Jodie Sadowsky is a freelance writer with work published at CNN, The Forward, Tablet Magazine, Kveller and the Jewish Women’s Archive. A graduate of Cornell University and Boston University School of Law, she works on communications for Tzedek Box, a new ritual dedicated to the ancient Jewish pursuit of justice. You can find her on social media @LoveThemMadly.
judith lelchook says
As an alum of Middlebury and Brandeis ( remember that Ron Leibowitz has been president of both Middlebury and Brandeis, respectively), I was a young and naive undergrad. at both schools. The times were very different, but as a very minority at Middlebury, I was welcomed with open arms there. Because I was one of four Jewish women in my class, I was ushered into the few Jewish homes in that region of the country and invited to many campus orgs . including several sororities: to which my parents forbid me to even consider it.
Jews and Blacks were anomalies there then but that seemed to make us welcome, special and given a platform for responsible communication. I think I made an important inroad at the time and provided some experience of differences for all. I eventually transferred to Brandeis because of family matters. Brandeis was more progressive and provided a different kind of moral support.
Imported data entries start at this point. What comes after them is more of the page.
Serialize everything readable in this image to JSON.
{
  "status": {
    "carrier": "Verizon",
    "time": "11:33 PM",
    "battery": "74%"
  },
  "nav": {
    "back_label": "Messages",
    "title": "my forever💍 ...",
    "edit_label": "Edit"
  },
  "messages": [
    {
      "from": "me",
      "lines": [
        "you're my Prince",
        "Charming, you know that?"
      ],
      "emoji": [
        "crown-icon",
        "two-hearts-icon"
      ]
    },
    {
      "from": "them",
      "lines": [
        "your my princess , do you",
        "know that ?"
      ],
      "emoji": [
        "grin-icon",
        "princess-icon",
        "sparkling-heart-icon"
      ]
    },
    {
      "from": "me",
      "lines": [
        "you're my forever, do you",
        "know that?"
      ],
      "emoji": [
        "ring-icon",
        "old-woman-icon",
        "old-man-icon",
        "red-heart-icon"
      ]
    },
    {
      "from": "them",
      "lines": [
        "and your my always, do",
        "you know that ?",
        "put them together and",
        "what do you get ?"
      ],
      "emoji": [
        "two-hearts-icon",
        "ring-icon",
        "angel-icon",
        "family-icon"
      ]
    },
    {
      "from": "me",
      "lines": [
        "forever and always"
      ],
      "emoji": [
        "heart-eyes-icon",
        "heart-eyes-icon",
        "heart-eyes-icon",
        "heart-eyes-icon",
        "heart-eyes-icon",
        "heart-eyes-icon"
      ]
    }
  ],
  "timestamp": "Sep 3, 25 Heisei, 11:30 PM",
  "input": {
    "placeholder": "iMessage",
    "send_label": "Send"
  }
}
I had to stretch myself in different ways at both places. Both offered positive challenges, at the time. But these are very different times and as a parent, you might also need to provide lots of different types of moral, political and even financial support. As you have already indicated, the college choice today will hinge on multiple- and unexpected- factors.
Jodie says
Thanks so much Judith. I appreciate your history and thoughts! I was drawn to Middlebury for my son, because I know so many wonderful alums — thoughtful, curious, righteous and generous humans. I hope that remains true and a greater understanding is ahead of this deep current conflict.